NPA response to consultation on restricting prescribing of OTC medicines

29 Mar 2018

The NPA said it was regrettable that doctors are now being prevented from prescribing some ‘low value’ treatments and medicines that are available over the counter at pharmacies.

The comments come as NHS England today published new guidance entitled ‘conditions for which over the counter items should not routinely be prescribed in primary care: A consultation on guidance for CCGs.’

The NPA said that while it is right the NHS should examine access to treatments, in the light of tight budgets, the measures could mean that society’s most disadvantaged no longer have access to certain treatments.

Helga Mangion, NPA policy manager, said: “Some of the treatments on this list might only cost a couple of pounds privately, but for our poorest that’s a couple of pounds they cannot afford.

“It establishes the worrying principle that it is fair for the NHS to remove a treatment that could be given to our most needy for free, just because that treatment is available privately.

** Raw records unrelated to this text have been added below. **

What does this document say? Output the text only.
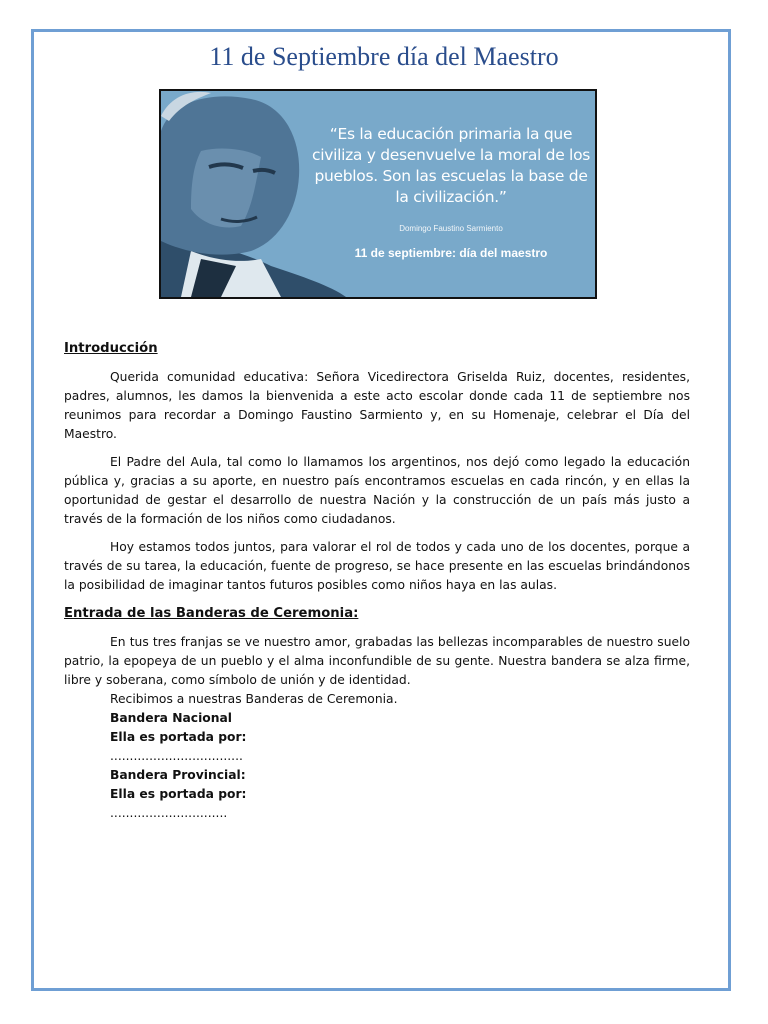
11 de Septiembre día del Maestro
“Es la educación primaria la que civiliza y desenvuelve la moral de los pueblos. Son las escuelas la base de la civilización.”
Domingo Faustino Sarmiento
11 de septiembre: día del maestro
Introducción

Querida comunidad educativa: Señora Vicedirectora Griselda Ruiz, docentes, residentes, padres, alumnos, les damos la bienvenida a este acto escolar donde cada 11 de septiembre nos reunimos para recordar a Domingo Faustino Sarmiento y, en su Homenaje, celebrar el Día del Maestro.

El Padre del Aula, tal como lo llamamos los argentinos, nos dejó como legado la educación pública y, gracias a su aporte, en nuestro país encontramos escuelas en cada rincón, y en ellas la oportunidad de gestar el desarrollo de nuestra Nación y la construcción de un país más justo a través de la formación de los niños como ciudadanos.

Hoy estamos todos juntos, para valorar el rol de todos y cada uno de los docentes, porque a través de su tarea, la educación, fuente de progreso, se hace presente en las escuelas brindándonos la posibilidad de imaginar tantos futuros posibles como niños haya en las aulas.

Entrada de las Banderas de Ceremonia:

En tus tres franjas se ve nuestro amor, grabadas las bellezas incomparables de nuestro suelo patrio, la epopeya de un pueblo y el alma inconfundible de su gente. Nuestra bandera se alza firme, libre y soberana, como símbolo de unión y de identidad.

Recibimos a nuestras Banderas de Ceremonia.
Bandera Nacional
Ella es portada por:
..................................
Bandera Provincial:
Ella es portada por:
..............................
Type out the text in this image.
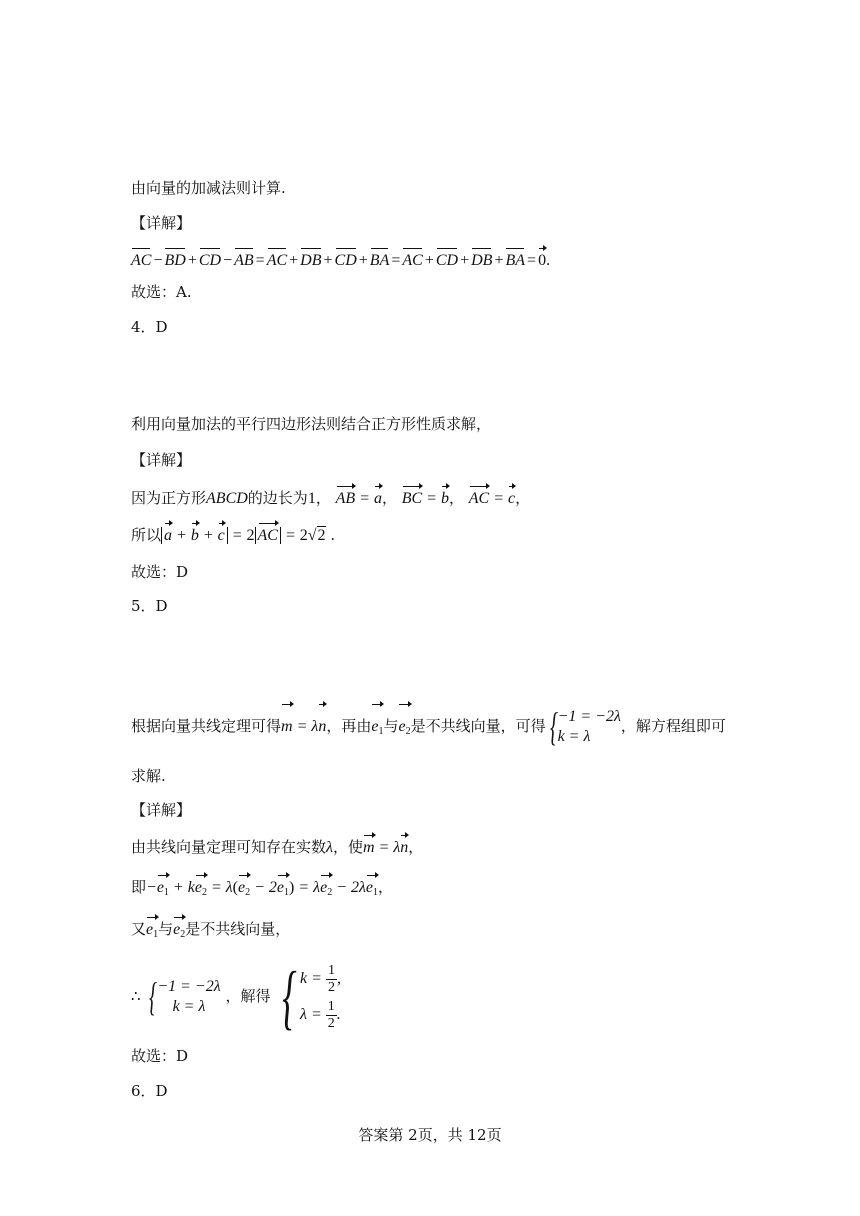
由向量的加减法则计算.
【详解】
AC − BD + CD − AB = AC + DB + CD + BA = AC + CD + DB + BA = 0.
故选：A.
4．D
利用向量加法的平行四边形法则结合正方形性质求解，
【详解】
因为正方形ABCD的边长为1， AB = a， BC = b， AC = c，
所以 a + b + c = 2 AC = 2√2 .
故选：D
5．D
根据向量共线定理可得m = λn，再由$e_1$与$e_2$是不共线向量，可得 { −1 = −2λ
k = λ
，解方程组即可
求解.
【详解】
由共线向量定理可知存在实数λ，使m = λn，
即$-e_1 + ke_2 = \lambda(e_2 - 2e_1) = \lambda e_2 - 2\lambda e_1$，
又$e_1$与$e_2$是不共线向量，
∴ { −1 = −2λ
k = λ
，解得 { $k = \frac{1}{2}$ ,
$\lambda = \frac{1}{2}$ .
故选：D
6．D
答案第 2页，共 12页
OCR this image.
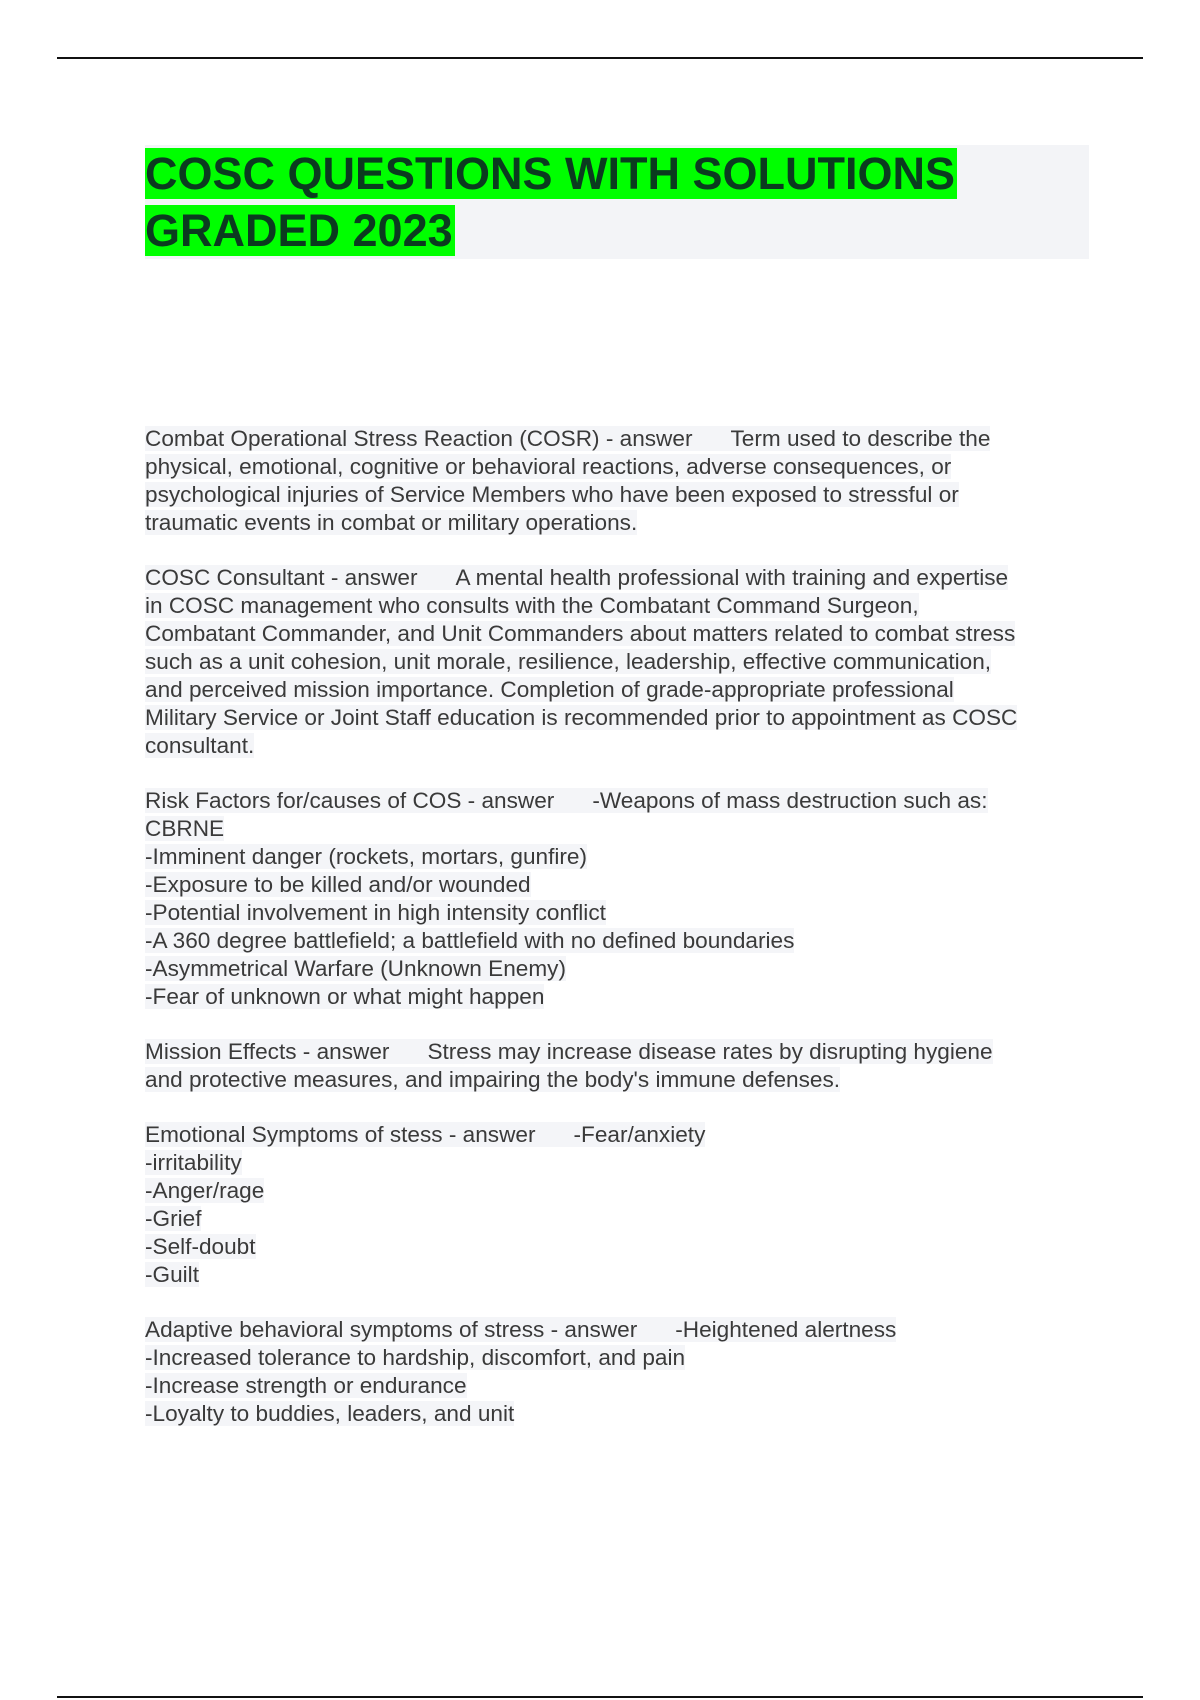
COSC QUESTIONS WITH SOLUTIONS
GRADED 2023
Combat Operational Stress Reaction (COSR) - answer Term used to describe the
physical, emotional, cognitive or behavioral reactions, adverse consequences, or
psychological injuries of Service Members who have been exposed to stressful or
traumatic events in combat or military operations.
COSC Consultant - answer A mental health professional with training and expertise
in COSC management who consults with the Combatant Command Surgeon,
Combatant Commander, and Unit Commanders about matters related to combat stress
such as a unit cohesion, unit morale, resilience, leadership, effective communication,
and perceived mission importance. Completion of grade-appropriate professional
Military Service or Joint Staff education is recommended prior to appointment as COSC
consultant.
Risk Factors for/causes of COS - answer -Weapons of mass destruction such as:
CBRNE
-Imminent danger (rockets, mortars, gunfire)
-Exposure to be killed and/or wounded
-Potential involvement in high intensity conflict
-A 360 degree battlefield; a battlefield with no defined boundaries
-Asymmetrical Warfare (Unknown Enemy)
-Fear of unknown or what might happen
Mission Effects - answer Stress may increase disease rates by disrupting hygiene
and protective measures, and impairing the body's immune defenses.
Emotional Symptoms of stess - answer -Fear/anxiety
-irritability
-Anger/rage
-Grief
-Self-doubt
-Guilt
Adaptive behavioral symptoms of stress - answer -Heightened alertness
-Increased tolerance to hardship, discomfort, and pain
-Increase strength or endurance
-Loyalty to buddies, leaders, and unit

“The reality is doctors will not prescribe an item that is available over the counter for a lower cost, unless there is a clinical need, and this guidance merely exacerbates the UK’s growing health inequalities.”

During the consultation, the NPA argued that there would have been far greater efficiencies to be had by helping people with long term conditions make optimal use of medicines, with support from a local pharmacist.

Helga said: “Research has shown that the community pharmacy new medicine service (NMS) increases medicine adherence by 10 per cent, compared with normal practice.

“It is estimated that the NMS offers the NHS short-term savings of £75.4 million and long-term savings of more than half a billion pounds and it should be extended into other therapeutic areas where there is significantly suboptimal medicines use.

“Furthermore, medicines use reviews should be developed into full clinical reviews in community pharmacies, including ongoing monitoring and follow-up of patients.

The NPA also said that it recognised the need to ease GP pressure, cited as a driver for the new guidance, but said a minor ailments scheme, delivered by community pharmacy, would serve patients and GPs better.

Helga said: “Minor ailments schemes allow people to get what are usually prescription-only medicines from pharmacies for self limiting conditions without the need for a prescription.

“Data collected from nearly two million patient consultations in local schemes showed that 84.3% of patients would have gone to their GP if the scheme was not available.

“In 95.8% of consultations no onward referral to other NHS providers was necessary.”